Every real estate business should have a library of procedures. It’s exciting, I know, but it’s one of the most important parts of your risk mitigation procedure. You might be fine dealing with 2 or 5 or even 20 properties on your own. But when you hit 50, you’re going to need serious help, and you need to make sure you’re always hitting all the essentials.
Real estate is a game of risk and you owe it to your investors and yourself to make sure you’re managing the risk as best you can. One way I’ve talked about before is reducing your mortgage payments when interest rates drop and banking the difference. Thomas Beyer and I are in agreement that one should plan for 6% as a reasonable long-term interest rate. Thus, I’m an advocate of trying to bank the difference between your current rate and what your mortgage should be at 6%. You should do this to build up a reserve of 6 months rent (not just expenses) in a reasonable high rate savings account.
However, the important part is when and how you can tap into that money. There’s two times you’ll likely need access to those reserves: acute expense and chronic shortfalls.
You’re Puking Money Everywhere!
Expensive repairs and crazy tenants are just a part of the job. It happens to us all eventually. You have a couple months where things just don’t seem to stop. A couple big utility bills, a new fridge and a couple big emergency plumbing and now you’ve spent two month’s rent (never mind the cashflow).
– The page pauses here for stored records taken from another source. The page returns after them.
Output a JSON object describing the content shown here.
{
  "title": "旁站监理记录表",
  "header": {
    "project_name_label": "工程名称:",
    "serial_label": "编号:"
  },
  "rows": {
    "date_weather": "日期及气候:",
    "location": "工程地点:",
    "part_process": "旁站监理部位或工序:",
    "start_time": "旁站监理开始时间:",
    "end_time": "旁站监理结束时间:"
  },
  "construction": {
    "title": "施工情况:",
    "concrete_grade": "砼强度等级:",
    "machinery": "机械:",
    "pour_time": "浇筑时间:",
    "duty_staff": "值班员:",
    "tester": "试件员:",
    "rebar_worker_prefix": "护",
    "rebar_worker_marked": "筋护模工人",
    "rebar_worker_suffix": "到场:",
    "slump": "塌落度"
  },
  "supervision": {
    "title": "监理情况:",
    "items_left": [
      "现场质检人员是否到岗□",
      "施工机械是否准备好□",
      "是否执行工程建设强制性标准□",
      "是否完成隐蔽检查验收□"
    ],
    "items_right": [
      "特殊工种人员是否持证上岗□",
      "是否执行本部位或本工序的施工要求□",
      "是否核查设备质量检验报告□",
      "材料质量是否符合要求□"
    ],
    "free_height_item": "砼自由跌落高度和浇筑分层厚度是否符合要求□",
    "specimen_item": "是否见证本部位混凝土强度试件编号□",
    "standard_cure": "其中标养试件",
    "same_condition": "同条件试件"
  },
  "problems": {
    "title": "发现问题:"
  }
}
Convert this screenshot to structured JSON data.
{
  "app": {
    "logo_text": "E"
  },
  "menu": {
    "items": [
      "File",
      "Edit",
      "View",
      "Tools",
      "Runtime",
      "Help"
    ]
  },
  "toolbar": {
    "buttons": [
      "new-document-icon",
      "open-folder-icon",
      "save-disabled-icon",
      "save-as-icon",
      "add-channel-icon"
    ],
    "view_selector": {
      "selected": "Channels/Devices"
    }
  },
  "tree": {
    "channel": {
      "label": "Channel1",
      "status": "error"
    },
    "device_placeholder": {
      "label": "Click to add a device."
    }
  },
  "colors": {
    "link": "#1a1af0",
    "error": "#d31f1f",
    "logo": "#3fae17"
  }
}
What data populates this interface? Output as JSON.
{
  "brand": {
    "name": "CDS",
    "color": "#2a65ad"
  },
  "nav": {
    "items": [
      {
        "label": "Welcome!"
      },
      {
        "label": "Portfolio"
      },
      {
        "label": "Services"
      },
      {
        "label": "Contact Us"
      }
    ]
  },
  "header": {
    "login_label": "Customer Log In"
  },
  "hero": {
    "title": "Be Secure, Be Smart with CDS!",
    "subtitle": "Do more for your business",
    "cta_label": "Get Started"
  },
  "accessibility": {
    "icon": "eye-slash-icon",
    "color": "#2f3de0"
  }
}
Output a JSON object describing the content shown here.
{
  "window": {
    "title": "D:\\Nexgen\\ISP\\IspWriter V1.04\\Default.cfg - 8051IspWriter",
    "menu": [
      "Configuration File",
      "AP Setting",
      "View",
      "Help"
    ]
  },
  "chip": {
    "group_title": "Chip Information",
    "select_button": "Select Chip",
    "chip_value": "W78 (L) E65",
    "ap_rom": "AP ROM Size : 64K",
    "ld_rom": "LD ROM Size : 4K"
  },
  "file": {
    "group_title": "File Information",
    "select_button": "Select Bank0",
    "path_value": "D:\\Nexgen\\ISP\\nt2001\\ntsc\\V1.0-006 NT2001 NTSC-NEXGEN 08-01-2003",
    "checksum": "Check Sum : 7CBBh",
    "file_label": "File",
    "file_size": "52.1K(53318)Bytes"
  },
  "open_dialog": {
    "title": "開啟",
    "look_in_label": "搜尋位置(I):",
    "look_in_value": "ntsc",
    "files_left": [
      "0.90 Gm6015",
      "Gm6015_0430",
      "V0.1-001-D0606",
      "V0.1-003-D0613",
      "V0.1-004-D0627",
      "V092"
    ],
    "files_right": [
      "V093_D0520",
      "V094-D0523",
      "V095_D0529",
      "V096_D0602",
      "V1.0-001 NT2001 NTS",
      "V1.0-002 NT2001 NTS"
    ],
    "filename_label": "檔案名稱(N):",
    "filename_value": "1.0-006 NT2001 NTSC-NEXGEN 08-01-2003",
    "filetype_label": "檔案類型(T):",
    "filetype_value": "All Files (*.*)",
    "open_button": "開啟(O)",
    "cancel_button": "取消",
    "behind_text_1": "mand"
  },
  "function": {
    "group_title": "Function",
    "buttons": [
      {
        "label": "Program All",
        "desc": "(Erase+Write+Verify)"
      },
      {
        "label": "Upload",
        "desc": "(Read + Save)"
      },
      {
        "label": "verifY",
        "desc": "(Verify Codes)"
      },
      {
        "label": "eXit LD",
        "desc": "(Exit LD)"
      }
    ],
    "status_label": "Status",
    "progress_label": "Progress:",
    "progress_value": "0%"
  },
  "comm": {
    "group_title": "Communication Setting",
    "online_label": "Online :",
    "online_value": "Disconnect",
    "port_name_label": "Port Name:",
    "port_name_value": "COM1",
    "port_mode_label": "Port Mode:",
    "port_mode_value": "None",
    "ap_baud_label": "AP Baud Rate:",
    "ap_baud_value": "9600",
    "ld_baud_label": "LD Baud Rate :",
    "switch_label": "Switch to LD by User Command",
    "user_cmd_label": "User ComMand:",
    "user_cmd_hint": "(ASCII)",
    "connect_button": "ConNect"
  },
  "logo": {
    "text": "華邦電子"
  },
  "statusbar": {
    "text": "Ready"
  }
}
Now that you’ve gone on a shopping spree, and you’ve tapped into the reserves, it’s time to get back to reality.
I have a standing clause in my JV agreements essentially saying that any time we dip into reserves half the positive cash flow goes to replenish the reserve fund until it’s full again. We have also set a threshold where if we get down to (for example) 30% of the reserve fund it triggers a cash-call from the partners to top things up.
A Nosebleed of Cash
The other possibility can be a slow drain on your reserves. Sometimes rents drop or regular expenses (like mortgage payments or utility bills) increase, leaving you cashflow negative despite your best efforts.
Now you’ve got two options: long term treatment or radical surgery. In both cases you need to make sure you’ve accurately diagnosed the problem and that you’re not missing something simple to correct it.
Cut Off Your Nose
You can cut and run; sell the property, eat the loss and move on. But if you’re going to do this you’d better be damn sure you have hemophilia as well as a nosebleed. You risk tax implications, mortgage fees, negative equity and pissing off your JV partners. However, a smart investors knows where he is well enough to be able to tell when it’s better to cut and run, or to put a BandAid on.
Just Put Some Ice On It
The long term treatment is much better in my opinion. Get a solid idea of everyones personal goals, as well as the goals for the property. Do a solid analysis of the current financial status of the property and have a good idea of where the market’s going. Use solid, reliable, Canadian information like the Real Estate Investment Network and not two pounds of horse manure in a one pound bag.
Know how much money you’re bleeding and know how long your reserve fund will last. Do some projections of the market to know when you’re likely to be back above water. Make sure everyone understands what’s happening, when there will be a cash call and at what point you might consider radical surgery.
Be smarter about your reserves. Make sure there’s enough money there, but also make sure that you know when, where and how you can use it. You’ll sleep better at night.